# Does anyone else do this? (Hot water bottle.)



## Katten (May 10, 2014)

A few nights ago, I discovered that sitting in front of the TV with a hot water bottle (wrapped in fleece) on your lap and a hedgehog on top of said hot water bottle is extremely pleasant. Tinkerball has a lot of trouble relaxing normally, but last night she even let me cut her nails without struggling while we were doing the hot water bottle thing! Then she cuddled up and went to sleep while I watched 3 hours worth of television.


----------



## _Miss_Pickles_ (May 8, 2014)

Awww, how sweet!

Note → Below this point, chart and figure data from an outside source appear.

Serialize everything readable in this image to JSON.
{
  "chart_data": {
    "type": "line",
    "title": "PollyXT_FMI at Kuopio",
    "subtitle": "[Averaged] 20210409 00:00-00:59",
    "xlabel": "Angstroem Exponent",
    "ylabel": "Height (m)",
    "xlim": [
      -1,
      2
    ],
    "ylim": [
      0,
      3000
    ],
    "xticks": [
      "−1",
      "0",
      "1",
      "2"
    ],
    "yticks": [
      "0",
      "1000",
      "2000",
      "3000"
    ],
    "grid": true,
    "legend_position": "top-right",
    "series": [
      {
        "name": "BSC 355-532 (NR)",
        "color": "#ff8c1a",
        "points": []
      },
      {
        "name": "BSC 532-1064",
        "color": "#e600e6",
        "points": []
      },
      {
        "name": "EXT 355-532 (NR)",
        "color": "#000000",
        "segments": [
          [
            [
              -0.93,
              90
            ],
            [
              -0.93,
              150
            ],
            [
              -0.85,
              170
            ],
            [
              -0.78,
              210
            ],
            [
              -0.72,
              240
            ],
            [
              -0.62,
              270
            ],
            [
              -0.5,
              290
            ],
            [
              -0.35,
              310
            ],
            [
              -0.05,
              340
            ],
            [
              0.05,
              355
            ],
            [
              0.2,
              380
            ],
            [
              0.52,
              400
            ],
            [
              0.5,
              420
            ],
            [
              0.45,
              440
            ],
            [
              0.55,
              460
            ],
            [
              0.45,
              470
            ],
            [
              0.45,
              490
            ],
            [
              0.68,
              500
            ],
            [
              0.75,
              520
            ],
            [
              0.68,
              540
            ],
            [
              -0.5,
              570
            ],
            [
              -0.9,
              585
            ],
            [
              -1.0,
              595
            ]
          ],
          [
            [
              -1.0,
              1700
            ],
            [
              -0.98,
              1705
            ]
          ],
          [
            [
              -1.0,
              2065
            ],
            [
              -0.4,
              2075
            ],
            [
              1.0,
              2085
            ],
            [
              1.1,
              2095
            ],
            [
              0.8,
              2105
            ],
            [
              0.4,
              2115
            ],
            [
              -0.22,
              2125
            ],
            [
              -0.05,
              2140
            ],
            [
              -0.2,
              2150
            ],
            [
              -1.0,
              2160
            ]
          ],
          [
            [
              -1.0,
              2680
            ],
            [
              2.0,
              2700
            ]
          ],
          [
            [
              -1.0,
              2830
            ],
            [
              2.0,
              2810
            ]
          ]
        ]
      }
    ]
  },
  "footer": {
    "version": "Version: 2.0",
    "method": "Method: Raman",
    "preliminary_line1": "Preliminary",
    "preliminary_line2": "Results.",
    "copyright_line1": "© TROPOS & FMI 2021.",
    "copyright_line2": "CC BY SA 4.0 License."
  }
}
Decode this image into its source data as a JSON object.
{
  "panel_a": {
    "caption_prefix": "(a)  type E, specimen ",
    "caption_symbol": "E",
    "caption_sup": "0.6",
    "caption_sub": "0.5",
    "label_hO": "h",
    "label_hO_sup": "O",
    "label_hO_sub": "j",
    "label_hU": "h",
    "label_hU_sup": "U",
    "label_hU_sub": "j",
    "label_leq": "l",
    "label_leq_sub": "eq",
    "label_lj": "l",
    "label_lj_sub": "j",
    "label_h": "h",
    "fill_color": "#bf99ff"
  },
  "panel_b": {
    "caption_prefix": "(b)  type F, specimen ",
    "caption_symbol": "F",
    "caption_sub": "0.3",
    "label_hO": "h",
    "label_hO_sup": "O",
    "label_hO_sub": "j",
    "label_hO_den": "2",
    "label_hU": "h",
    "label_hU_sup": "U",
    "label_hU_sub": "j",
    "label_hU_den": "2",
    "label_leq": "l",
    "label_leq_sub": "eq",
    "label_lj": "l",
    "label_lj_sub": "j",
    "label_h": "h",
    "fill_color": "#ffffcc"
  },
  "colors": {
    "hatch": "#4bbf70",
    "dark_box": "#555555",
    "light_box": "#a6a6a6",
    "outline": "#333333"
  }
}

My girl will curl up and sleep with me, near me, on the ground, ANYWHERE... What she won't do is wake up and play. She does not like her daytime/sleep interrupted. But take her out and she's happy to sleep with you


----------



## Xindara (Oct 24, 2015)

I'm also using a hot water bottle to snuggle with my hoglets. I actually have one for myself and one for them that can also go in their cages (with water not too crazy hot and well wrapped in a lot of fleece) if it gets a little cold in the apartment.


----------



## zombielover3617 (Oct 16, 2015)

I may try this since I cannot ever get Penelope to calm down and cuddle haha. She's way too adventurers, The crazy little hedgie. But she loves to sleep all day until 12am.


----------